Further, the ICISS places the responsibility to protect on both the state and on the international community as a whole. The ICISS insists that an individual state has the primary responsibility to protect individuals within it. However, where the state fails in that responsibility, a secondary responsibility falls on the international community acting through the United Nations. Thus, where a population is suffering serious harm, as a result of internal war, insurgency, repression or state failure, and the state in question is unwilling or unable to halt or avert it, the principle of non-intervention yields to the international responsibility to protect.

As Slaughter is redefining sovereignty as the “new sovereignty” of interactive capacity championed by Chayes and Chayes, “respecting the sovereignty of other states” probably does not mean “non-interference in the internal affairs of other states”. Interference (albeit not necessarily military intervention) might be the natural default position from using the premise of “sovereignty as responsibility” or as a “capacity to participate”. Hey, we aren’t intefering in your elections, your economy or your social system – we’re just “harmonizing” (Slaughter’s term) your laws and regulations and increasing your capacity to participate!

One wonders what aspects of American life that R2P advocates see as being most in need of international harmonization?  That’s a subject we can take up in future posts, but in terms of military intervention and R2P, a few comments in regard to international law as well as “capacity to participate”:

First, under current international law, the legitimate pretexts for military intervention largely revolve around the right of self-defense or disturbance of international peace, as recognized by the UNSC.  While this is a fairly narrow set of pretexts, in practice they are sufficiently flexible to address most scenarios of violent conflict without also justifying military aggression bent on conquest. What was lacking in Rwanda and the Balkans during the 1990’s were not legal rationales for military intervention but political will among the great powers to do so.  I see little evidence that R2P would carry greater moral or legal weight with state decision makers to compel them to undertake major military interventions out of altruism than does the Genocide Convention (which unlike R2P, as an international covenant, is an inarguably solid part of international law). Or, for that matter, the emotional pull of horrifying media imagery of dying children.

Secondly, by greatly broadening the scenarios under which military intervention is allowed under international law, R2P incentivizes such conduct primarily where doing so is inexpensive and will further national interests rather than in the worst cases, like Rwanda, where they are expensive and risky while yielding no tangible benefits. The global military capacity to intervene is finite and instead of doing triage, statesmen will go for the low-hanging fruit in a now much larger set of cases for potential intervention. If R2P were taken seriously, North Korea, Burma, Congo, Somalia, Syria and perhaps Yemen would be ahead in line for intervention before Libya. 
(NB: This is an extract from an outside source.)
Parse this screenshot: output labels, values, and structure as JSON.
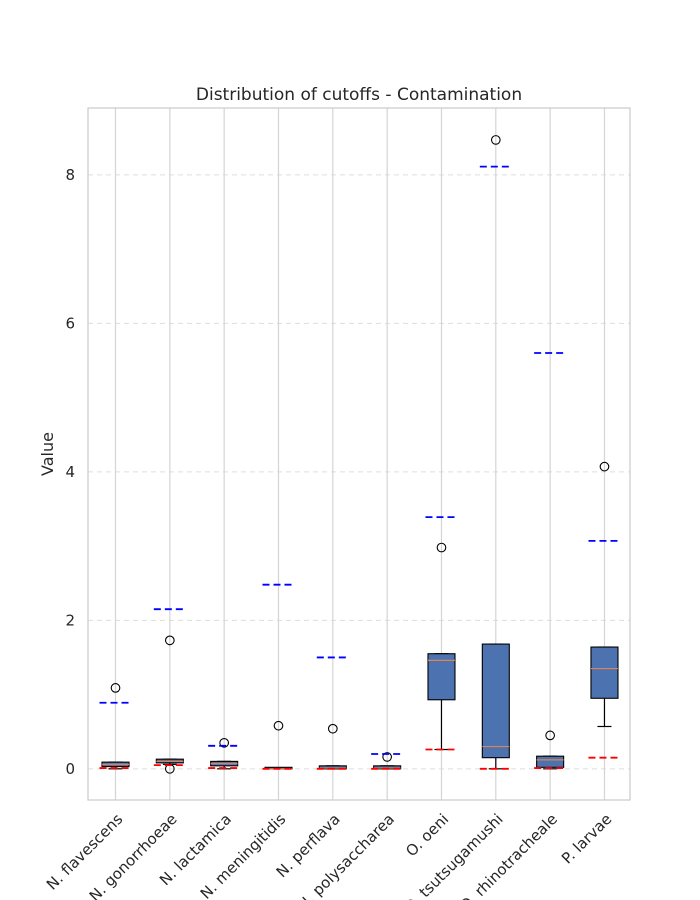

Thirdly, in terms of “capacity to participate”, the net global capacity for military intervention is overwhelmingly American and the logistical ability to sustain a major military intervention for more than a few weeks is a complete American monopoly. On pragmatic grounds, R2P will never work orchestrated in so lopsided a fashion of “America and some of the West vs. the Rest”. Nor will not be politically tolerated by either the American public or most of the world’s population. Or by Beijing’s steely-eyed rulers, who would have to bankroll this catalogue of expeditions because America no longer can afford to do so. Perhaps we can put “R2P” on our tin cup and get a better interest rate.

Even acting as benignly-intended peacekeepers, the potential scale of R2P vastly exceeds our will, our wallet and our welcome.